The comparison is a whack job of the first order. But Anderson can't suppress the desire somehow to show just how awful The Episcopal Church has become.
I don't know where he gets the statistics on the "so many Muslims" statement. However many there are, the ones who come wanting to impose Sharia Law on the whole society are very few. We would call them Muslim fundamentalists, I suppose, or more Muslim versions of the Christians who want to impose biblical law - Reconstructionists. So, there they are. Watch out for all of them. Fundamentalists are a scourge.
Whatever the truth to his claim that there are "so many" Muslims, the little observation is there. Now he turns to a comparison with The Episcopal Church.
It reminds him "of those who joined The Episcopal Church so that they could change it into the liberal church it has become." Does Anderson really suppose that people became Episcopalians precisely in order to take it over?
Then he proposes that these same nasty intruders (see, just like Muslims) "make life untenable for those whose family had been Episcopal for generations." Amazing. Odd grammar, but I get the point. Those awful liberals drove real Episcopalians (with Episcopalian genes) out.
I am an Episcopalian and an Anglican. My ancestors held the horses for Henry when he was out on the town. My ancestors came here as real CofE members, some on the lam, some to landed wealth. Some came in the 1600's some as late as 1903. But they came and constituted my family, real Episcopalians "for generations." The liberal turn in this church (which is by no means a settled issue) came every bit as much from church members who have been Episcopalian for generations as from new-be Episcopalians.
This little aside in Anderson's essay is there because Anderson is paid to dump on The Episcopal Church squeezing out every last dissatisfied Episcopalian for Anglican Church in North America gleaning. But this particular dump is just plain stupid. Not only is it a wacko comparison to a questionable statement about Muslims, it is in itself questionable.
Actually, as a paid up generationally solid Episcopalian, whose mother died glad to be part of the Episcopal Church that had made such changes, who was proud of her son for taking a small part in the liberalization of the life of The Episcopal Church, I resent Anderson's statement. I want credit for the liberalization of The Episcopal Church to go in part to life long, generationally grounded, Episcopalians, who saw the need for changes and responded from within The Episcopal Church to see them made.
Anderson gets it wrong. Many so called cradle Episcopalians have been glad to see the church move in a progressive way. Progressive Episcopalians have been around for a very long time. Back in the CofE, even back in the opening moments of its life as a community apart from the Roman Church, such progressives were there arguing for such notions as married clergy (bishops too, gasp!), liturgy revised, language understood, and separation of church law from civil law.

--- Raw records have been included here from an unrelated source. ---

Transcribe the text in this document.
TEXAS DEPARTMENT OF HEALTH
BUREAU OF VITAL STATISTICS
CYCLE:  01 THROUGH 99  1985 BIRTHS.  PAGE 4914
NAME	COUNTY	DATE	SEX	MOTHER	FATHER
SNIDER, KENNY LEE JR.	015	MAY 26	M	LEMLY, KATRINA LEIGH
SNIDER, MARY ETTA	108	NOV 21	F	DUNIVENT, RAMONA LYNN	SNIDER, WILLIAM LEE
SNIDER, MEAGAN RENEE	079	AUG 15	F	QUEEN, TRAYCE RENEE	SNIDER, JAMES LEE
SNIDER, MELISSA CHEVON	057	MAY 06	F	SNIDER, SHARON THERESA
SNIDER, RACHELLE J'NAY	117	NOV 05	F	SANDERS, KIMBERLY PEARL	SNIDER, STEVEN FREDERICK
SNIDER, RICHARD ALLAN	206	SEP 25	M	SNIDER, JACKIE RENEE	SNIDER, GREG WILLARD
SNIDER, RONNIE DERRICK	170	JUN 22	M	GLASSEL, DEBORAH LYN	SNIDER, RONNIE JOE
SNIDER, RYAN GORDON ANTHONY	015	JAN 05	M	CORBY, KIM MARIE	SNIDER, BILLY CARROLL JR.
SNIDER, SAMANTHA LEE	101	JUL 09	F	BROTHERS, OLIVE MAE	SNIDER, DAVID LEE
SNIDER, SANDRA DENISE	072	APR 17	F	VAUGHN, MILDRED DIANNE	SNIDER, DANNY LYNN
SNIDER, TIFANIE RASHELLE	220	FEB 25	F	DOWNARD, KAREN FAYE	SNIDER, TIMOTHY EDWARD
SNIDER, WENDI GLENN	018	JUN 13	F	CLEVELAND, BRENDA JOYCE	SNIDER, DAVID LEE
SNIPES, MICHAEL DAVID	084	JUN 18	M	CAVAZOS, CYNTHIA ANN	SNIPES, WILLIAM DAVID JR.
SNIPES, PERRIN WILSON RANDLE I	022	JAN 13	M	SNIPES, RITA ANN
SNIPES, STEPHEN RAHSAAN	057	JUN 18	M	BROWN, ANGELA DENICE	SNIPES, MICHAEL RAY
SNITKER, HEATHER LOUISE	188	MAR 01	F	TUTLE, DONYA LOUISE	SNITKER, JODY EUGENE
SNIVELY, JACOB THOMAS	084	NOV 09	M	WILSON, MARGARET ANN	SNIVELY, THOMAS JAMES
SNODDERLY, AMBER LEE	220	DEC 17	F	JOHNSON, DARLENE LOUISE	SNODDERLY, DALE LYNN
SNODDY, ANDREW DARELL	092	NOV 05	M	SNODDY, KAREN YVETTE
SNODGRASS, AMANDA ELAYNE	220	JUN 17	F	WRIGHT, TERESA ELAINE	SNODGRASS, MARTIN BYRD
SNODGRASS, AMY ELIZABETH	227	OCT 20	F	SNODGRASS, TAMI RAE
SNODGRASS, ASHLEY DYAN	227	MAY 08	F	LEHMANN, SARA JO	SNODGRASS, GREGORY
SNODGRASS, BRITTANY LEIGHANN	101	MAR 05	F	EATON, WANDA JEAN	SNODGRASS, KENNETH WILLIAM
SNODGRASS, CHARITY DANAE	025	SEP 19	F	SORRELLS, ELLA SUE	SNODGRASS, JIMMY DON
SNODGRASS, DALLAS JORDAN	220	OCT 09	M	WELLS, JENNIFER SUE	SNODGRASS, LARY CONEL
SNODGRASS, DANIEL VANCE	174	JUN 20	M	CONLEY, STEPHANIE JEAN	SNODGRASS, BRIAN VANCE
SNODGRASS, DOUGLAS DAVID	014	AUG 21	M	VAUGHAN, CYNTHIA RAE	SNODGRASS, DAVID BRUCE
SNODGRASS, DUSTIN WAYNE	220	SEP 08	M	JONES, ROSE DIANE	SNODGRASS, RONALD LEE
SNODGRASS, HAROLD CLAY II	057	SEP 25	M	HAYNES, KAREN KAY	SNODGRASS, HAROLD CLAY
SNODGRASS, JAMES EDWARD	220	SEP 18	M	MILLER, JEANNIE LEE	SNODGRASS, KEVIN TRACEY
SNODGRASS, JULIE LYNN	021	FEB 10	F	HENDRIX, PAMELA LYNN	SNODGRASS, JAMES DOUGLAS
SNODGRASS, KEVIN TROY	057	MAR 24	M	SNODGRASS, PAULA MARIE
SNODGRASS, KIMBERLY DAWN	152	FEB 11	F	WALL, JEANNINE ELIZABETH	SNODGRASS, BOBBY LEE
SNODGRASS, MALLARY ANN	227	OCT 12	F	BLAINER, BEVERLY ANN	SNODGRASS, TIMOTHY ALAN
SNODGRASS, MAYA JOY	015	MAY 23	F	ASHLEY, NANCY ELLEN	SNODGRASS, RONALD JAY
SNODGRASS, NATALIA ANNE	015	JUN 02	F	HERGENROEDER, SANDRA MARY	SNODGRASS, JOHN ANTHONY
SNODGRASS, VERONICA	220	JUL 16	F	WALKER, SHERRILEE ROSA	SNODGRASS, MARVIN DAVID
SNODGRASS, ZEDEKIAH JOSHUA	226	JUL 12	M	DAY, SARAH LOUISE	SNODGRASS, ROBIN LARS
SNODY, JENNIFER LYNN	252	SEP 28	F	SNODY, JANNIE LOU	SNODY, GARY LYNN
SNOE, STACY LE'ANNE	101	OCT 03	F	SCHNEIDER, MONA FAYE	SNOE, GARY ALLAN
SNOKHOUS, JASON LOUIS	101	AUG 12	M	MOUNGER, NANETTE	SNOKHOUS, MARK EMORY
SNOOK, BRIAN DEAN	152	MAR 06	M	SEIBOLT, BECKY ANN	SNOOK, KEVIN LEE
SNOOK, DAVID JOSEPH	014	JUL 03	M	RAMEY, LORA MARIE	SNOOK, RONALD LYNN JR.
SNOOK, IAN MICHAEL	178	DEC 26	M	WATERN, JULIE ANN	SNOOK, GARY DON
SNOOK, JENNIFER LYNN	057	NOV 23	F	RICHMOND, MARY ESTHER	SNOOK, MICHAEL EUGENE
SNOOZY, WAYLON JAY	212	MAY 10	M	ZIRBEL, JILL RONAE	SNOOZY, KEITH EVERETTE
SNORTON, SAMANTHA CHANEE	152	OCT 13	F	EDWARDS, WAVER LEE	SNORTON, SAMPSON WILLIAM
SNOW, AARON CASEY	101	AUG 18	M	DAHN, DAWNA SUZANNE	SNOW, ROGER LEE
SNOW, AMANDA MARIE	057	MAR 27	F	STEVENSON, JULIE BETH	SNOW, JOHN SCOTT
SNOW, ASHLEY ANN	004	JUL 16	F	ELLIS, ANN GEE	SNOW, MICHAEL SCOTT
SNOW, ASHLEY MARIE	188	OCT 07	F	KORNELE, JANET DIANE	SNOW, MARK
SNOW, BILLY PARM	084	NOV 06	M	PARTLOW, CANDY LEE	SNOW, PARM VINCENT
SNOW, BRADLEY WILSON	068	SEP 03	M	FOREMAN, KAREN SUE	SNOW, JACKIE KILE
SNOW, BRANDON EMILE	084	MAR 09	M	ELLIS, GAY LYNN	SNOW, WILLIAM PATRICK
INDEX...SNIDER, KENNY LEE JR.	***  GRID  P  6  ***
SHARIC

Sometimes I hate even having to mention the American Anglican Council, which is not a council of Anglicans at all but a council of angry former Episcopal Church and Anglican Church of Canada members. The "A" is for "Angry" not American, except so far as sadly, some Americans believe that being angry is what politics (ecclesial or civil) is about.
But it is important from time to time to debunk this crowd, because the AAC exists to encourage people to leave The Episcopal Church, and often does so in snarly ways.
We need to watch, for they are indeed an adversary roaming about.